April 19, 2014
A Snapshot Tour
east up image by Makayla Wheeler, Florida
I like this image for a number of reasons. First, it was taken by a high school student who identifies herself as an astro-photographer living on the Space Coast of Florida. Second, it was a simple snapshot, made by holding an iPhone to the eyepiece of a planetarium telescope. Third, it shows a lot of interesting lunar features. Starting at Nectaris, there are a number of details that mark the concentric and radial structures of the basin. The offset of the mare surface is hinted at where a basin ring crosses the crater Fracastorius, and outer rings are indicated by hilly ridges both to the upper right and far left of Mare Nectaris. The twin rays of the Messier pair are well shown, as is the curved isosceles ray perpendicular to the twin rays. The giant trough is just visible connecting the west wall and central peaks of Petavius, and the zone of avoidance for the rays of nearby Petavius B show that the crater-forming projectile came from the north/left. The small headlight craters south of Petavius brighten that area. Finally, parts of the limb-straddling maria Smythii and Australe are at the limb ends of the image.

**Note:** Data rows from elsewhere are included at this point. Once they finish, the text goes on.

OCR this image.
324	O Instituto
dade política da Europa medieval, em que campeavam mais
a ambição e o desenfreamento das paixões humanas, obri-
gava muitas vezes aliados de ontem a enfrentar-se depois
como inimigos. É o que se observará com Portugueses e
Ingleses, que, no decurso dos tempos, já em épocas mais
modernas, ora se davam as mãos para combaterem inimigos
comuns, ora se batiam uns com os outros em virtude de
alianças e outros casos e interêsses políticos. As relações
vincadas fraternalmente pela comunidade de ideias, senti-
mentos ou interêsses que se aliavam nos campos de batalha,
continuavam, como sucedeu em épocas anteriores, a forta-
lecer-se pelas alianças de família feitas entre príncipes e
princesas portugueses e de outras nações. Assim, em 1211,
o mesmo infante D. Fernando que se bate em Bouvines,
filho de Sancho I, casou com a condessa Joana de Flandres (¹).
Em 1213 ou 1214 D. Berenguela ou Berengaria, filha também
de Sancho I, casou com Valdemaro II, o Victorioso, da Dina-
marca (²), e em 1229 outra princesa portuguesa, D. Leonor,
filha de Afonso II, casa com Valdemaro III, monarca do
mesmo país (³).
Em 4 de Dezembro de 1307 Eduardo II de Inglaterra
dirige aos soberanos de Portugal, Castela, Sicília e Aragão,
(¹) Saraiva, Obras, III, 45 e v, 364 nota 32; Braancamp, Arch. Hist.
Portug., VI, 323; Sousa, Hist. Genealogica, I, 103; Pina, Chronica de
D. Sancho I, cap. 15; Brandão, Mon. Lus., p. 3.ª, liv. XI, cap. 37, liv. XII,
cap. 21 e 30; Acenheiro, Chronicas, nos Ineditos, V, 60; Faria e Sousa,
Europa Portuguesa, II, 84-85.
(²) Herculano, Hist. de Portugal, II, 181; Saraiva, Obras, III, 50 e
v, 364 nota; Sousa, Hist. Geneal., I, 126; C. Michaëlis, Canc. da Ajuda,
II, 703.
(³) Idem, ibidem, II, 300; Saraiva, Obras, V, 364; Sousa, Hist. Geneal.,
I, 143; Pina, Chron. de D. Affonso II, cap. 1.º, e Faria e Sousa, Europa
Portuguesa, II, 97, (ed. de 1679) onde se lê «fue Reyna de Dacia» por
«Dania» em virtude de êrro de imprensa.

This picture was taken on April 4, 2014 at the Eastern Florida State College Planetarium and Observatory with my iPhone 5s. I took a picture with my iPhone through their 24 inch Ritchey-Chretien telescope. This telescope is the largest in Florida open to the public on a regular basis. To me, this picture looks as if someone is shooting the Moon out of a space ship window. The camera settings were: Lens: 4.1 mm, exposure: 1/30, aperture: f/2, ISO: 40.
21st Century Atlas charts 3, 4, 6, & 7.